There are a handful of answers to be found in The Beanie Bubble, but the biggest mysteries surrounding the toys remain unsolved. Instead, the married filmmakers behind the film, Kristin Gore and Damian Kulash, interweave the women’s narratives to demonstrate how manipulative men tend to move in circles. Ty, with his posse of plush Himalayan cats, an early product of his, convinces these women that he’s doting, wholesome, and childlike. It seems to unlock some socially programmed impulse in them to serve as his emotional rock and surrogate mother. Soon enough – surprise, surprise – the women find their ideas and their autonomy being ripped right out from under them.

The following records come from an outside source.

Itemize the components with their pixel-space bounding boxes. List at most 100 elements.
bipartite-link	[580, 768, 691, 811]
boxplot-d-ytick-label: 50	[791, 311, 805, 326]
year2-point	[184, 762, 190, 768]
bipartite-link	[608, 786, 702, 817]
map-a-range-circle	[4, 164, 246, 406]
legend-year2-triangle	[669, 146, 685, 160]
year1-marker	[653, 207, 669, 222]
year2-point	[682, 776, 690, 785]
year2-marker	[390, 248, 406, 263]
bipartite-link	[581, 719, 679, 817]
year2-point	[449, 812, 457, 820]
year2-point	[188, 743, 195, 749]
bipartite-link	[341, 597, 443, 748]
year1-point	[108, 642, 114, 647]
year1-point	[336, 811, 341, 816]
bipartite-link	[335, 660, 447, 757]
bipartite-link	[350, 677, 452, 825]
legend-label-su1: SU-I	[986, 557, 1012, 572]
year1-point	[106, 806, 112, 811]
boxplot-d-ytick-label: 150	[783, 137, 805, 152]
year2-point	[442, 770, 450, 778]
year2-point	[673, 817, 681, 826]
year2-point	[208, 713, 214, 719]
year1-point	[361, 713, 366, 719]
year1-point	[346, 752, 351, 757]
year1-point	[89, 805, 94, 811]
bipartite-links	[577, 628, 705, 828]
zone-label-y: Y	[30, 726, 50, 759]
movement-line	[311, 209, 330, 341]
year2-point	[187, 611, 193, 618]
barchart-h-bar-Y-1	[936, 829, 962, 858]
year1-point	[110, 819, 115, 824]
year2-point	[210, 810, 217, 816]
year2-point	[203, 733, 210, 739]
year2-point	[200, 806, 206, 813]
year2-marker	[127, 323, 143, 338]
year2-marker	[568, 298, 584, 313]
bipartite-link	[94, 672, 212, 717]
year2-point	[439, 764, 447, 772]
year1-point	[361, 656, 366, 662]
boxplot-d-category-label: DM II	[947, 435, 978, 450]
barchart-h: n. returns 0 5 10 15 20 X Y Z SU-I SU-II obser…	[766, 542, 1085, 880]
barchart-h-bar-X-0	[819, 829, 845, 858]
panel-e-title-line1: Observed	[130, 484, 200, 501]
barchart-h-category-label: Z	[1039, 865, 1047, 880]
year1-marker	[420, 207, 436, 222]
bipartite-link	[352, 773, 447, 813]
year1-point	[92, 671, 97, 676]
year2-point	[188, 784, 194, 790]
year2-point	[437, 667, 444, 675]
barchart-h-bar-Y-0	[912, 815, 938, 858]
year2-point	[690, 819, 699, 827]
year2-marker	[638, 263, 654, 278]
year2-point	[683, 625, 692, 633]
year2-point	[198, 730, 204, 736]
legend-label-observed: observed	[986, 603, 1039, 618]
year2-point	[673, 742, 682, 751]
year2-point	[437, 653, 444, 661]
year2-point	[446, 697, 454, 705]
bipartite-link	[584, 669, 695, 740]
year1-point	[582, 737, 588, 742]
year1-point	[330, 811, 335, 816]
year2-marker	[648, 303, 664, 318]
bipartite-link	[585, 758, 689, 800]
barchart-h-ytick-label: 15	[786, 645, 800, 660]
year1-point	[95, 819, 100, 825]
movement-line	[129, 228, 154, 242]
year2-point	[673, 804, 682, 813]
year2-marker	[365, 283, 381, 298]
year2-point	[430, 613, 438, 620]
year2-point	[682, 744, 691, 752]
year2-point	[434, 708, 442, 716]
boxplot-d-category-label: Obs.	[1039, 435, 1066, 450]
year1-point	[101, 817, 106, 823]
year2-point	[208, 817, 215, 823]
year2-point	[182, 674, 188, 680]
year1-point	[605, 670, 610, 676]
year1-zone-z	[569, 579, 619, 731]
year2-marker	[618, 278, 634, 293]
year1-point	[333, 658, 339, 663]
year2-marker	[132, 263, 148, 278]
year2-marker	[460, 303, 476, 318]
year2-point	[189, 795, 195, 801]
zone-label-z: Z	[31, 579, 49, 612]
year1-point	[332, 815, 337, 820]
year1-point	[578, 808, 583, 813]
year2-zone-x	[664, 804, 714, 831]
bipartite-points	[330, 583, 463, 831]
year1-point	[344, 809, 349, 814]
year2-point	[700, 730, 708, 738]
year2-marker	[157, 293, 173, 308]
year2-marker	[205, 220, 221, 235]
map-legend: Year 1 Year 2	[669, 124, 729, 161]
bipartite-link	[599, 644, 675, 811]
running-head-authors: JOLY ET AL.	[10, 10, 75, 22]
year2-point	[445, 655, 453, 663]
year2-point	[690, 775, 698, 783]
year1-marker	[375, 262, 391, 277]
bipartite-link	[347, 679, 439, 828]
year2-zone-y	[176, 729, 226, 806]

The Beanie Bubble is as direct and plainly articulated as you might expect from Gore, the daughter of former vice president Al, or anyone raised in political circles. Kulash is the lead vocalist of OK Go, a band who went viral in the mid-2000s for a music video choreographed on treadmills, and the film carries over some of that instinct for low-stakes set pieces (the opening scene sees a truck crash fling hundreds of Beanies across an American highway). Galifianakis, too, is convincing here, playing Warner’s sweetness in a way that seems sincere to its targets and blatantly performative to anyone on the outside.
The women, of course, eventually liberate themselves from Warner’s trap in order to achieve monetary success. Good for them, I guess. But when The Beanie Bubble deploys the line, “We didn’t bail. We leaned in,” it’s impossible to tell whether the film is genuinely or ironically deploying that brand of period-accurate, corporate boot-licking feminism. If these women profited from the Beanie Baby trend, which then famously imploded, it was at the cost of those who suffered real economic damage because Ty tried to market their product as an investment opportunity. The Beanie Bubble is convinced there’s a victory buried in this story somewhere. It’s just not clear who or what we should be celebrating.
Dir: Kristin Gore, Damian Kulash. Starring: Zach Galifianakis, Elizabeth Banks, Sarah Snook, Geraldine Viswanathan. 15, 110 minutes.